Gig Review: You, Me, Everybody @ Hokowhitu Bowling Club, Palmerston North – 21/03/2026
Touring the land in support of their recently released sophomore album Midnight, progressive bluegrass combo You, Me, Everybody wowed an appreciative audience in Palmerston North’s Hokowhitu Bowling Club, the venue increasingly becoming a home for live music in the Manawatu.
The choice to open with Power In Our Voices from the new album proved to be somewhat meta, as the power of the fraternal harmonies of brothers Laurence and Sam Frangos-Rhodes, augmented by Kim Bonnington, served to draw in attention from the first minute. The spell could almost have been broken by banjo player Nat Torkington’s technical issues, but thankfully endured through this brief hitch, moving in to the album’s title track, Midnight. A tale inspired by life on the road, necessitated to a degree by the far-flung domestic arrangements of the band members, this is led by Kim’s honey-sweet vocals, expressing the ever-present desire to “make it home by midnight” – but also a deeper meditation on liminality and the spaces between.

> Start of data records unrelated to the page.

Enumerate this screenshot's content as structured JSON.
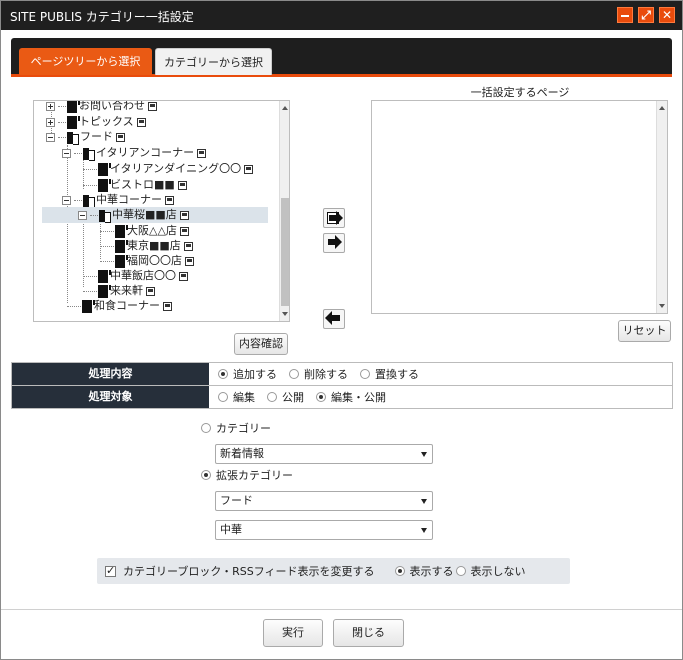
{
  "window": {
    "title": "SITE PUBLIS カテゴリー一括設定"
  },
  "tabs": [
    {
      "label": "ページツリーから選択",
      "active": true
    },
    {
      "label": "カテゴリーから選択",
      "active": false
    }
  ],
  "tree": {
    "items": [
      {
        "label": "お問い合わせ"
      },
      {
        "label": "トピックス"
      },
      {
        "label": "フード"
      },
      {
        "label": "イタリアンコーナー"
      },
      {
        "label": "イタリアンダイニング〇〇"
      },
      {
        "label": "ビストロ■■"
      },
      {
        "label": "中華コーナー"
      },
      {
        "label": "中華桜■■店"
      },
      {
        "label": "大阪△△店"
      },
      {
        "label": "東京■■店"
      },
      {
        "label": "福岡〇〇店"
      },
      {
        "label": "中華飯店〇〇"
      },
      {
        "label": "来来軒"
      },
      {
        "label": "和食コーナー"
      }
    ]
  },
  "right_panel": {
    "label": "一括設定するページ"
  },
  "buttons": {
    "confirm": "内容確認",
    "reset": "リセット",
    "execute": "実行",
    "close": "閉じる"
  },
  "process": {
    "label": "処理内容",
    "options": [
      "追加する",
      "削除する",
      "置換する"
    ],
    "selected": "追加する"
  },
  "target": {
    "label": "処理対象",
    "options": [
      "編集",
      "公開",
      "編集・公開"
    ],
    "selected": "編集・公開"
  },
  "category": {
    "label": "カテゴリー",
    "select_value": "新着情報"
  },
  "ext_category": {
    "label": "拡張カテゴリー",
    "select1_value": "フード",
    "select2_value": "中華"
  },
  "block": {
    "checkbox_label": "カテゴリーブロック・RSSフィード表示を変更する",
    "show_label": "表示する",
    "hide_label": "表示しない"
  },
  "colors": {
    "accent": "#ea5a14",
    "titlebar": "#1f1f1f",
    "header_dark": "#262f3a"
  }
}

Watch ‘Em Go, one of Laurence’s songs, was introduced as a songwriting experiment, around an ambition of jamming together a selection of random words, (a bluegrass Burroughs, maybe?) but which ended up sounding surprisingly philosophical – all the more so as that wasn’t the intention at all! Leaning in to her apparent role as an unofficial Camp Mother, Kim filled in the time gap occasioned by Laurence’s busted string (on the guitar he made himself, no less!) by inserting a dad (mum?) joke – one that almost had some offering to help repair the string! The pace slowed a little for Winds of Change before another new song, The Ballad of Bubs and Beautiful, inspired by an overheard conversation in a shower stall in Waipukurau-a demonstration, if one was needed, of the diversity of sources that are drawn on to make this music.

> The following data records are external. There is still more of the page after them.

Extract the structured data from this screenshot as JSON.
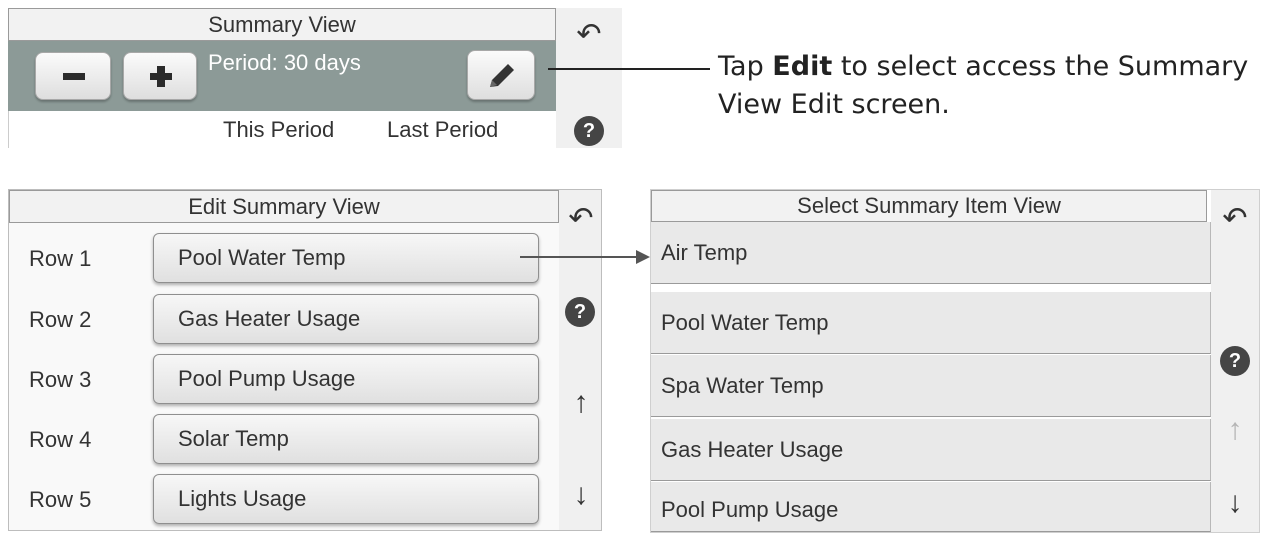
{
  "summary_view": {
    "title": "Summary View",
    "minus_label": "−",
    "plus_label": "+",
    "period": "Period: 30 days",
    "col_this": "This Period",
    "col_last": "Last Period"
  },
  "callout": {
    "pre": "Tap ",
    "bold": "Edit",
    "post": " to select access the Summary View Edit screen."
  },
  "edit_summary_view": {
    "title": "Edit Summary View",
    "rows": [
      {
        "label": "Row 1",
        "value": "Pool Water Temp"
      },
      {
        "label": "Row 2",
        "value": "Gas Heater Usage"
      },
      {
        "label": "Row 3",
        "value": "Pool Pump Usage"
      },
      {
        "label": "Row 4",
        "value": "Solar Temp"
      },
      {
        "label": "Row 5",
        "value": "Lights Usage"
      }
    ]
  },
  "select_summary_item_view": {
    "title": "Select Summary Item View",
    "items": [
      "Air Temp",
      "Pool Water Temp",
      "Spa Water Temp",
      "Gas Heater Usage",
      "Pool Pump Usage"
    ]
  },
  "icons": {
    "back": "↶",
    "help": "?",
    "up": "↑",
    "down": "↓",
    "edit": "pencil-icon"
  },
  "colors": {
    "toolbar_bg": "#8c9a97",
    "button_bg": "#e8e8e8"
  }
}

The instrumental Sam’s Tune gave Kim a brief break from the stage, returning for Any Old Time – a song with the glorious harmonies to the fore, while serving also as an opportunity for each of the instrumentalists to show their skills. Quite the showpiece all around, really! Further to the earlier theme of a life on the road was Southern Sky, the title track of the first album, and one described by Laurence as being full of contradictions-having started writing it while on the road and missing home, but finishing it off when back at home and missing the road. Nobody ever said this stuff necessarily made sense!
‘Busy Without Me’, an expression of the desire for a rest (“Life can be busy without me”) led in to Silver Spoon, a dark tale inspired by a true story, the story of a distant relative from the past, perfectly accompanied by Sam’s plaintive violin.
While most of the songs were written by either Kim or Laurence, the rest of the band are no slouches in the songwriting department, as demonstrated by banjo player Nat’s Raurimu Spiral, an appropriately looping and circular tribute to the central North Island’s ferro-equinological engineering marvel. Further illuminating the compositional skills of the sidemen was bassist Rob Henderson’s She’s Alright With Me, which he at first threatened to sing, before passing this duty on to Sam’s superior vocalising. The theme of this song hinted at some good-natured contention among the players-does it discuss the blossoming of a friendship, or a failure to get lucky? Or both?
Coming in towards the final straight of this journey, it wouldn’t have been possible to avoid checking in with the band’s highest-profile song, Stranger, as featured on TV’s Sweet Tooth series, the subject of 300,000 streams and counting on Spotify alone, and an early example of what this combo are capable of. Followed by a trip through time to Misdirection, the lead track off Midnight, and a suitable closer to the main set. But there wasn’t even time to leave the stage before the call for an encore became too loud to ignore, the honours going to the night’s only cover, a rendition of Sierra Hull’s Come Out Of My Blues, which served as the icing on the cake for this night of pure progressive bluegrass, a genre criminally under-rated, if this band are anything to go by!
Having no doubt made some new fans, it was time to head for home, the prospect of being home by Midnight an extremely unlikely one, but all the better to bask in the ensuing liminality. There are still numerous dates to be performed, initially in the north and then heading to the Mainland, before the tour finally wraps in Ponēke in early July, so still a good few chances to catch the flame-and in this writer’s humble opinion, it’s well recommended that you do so!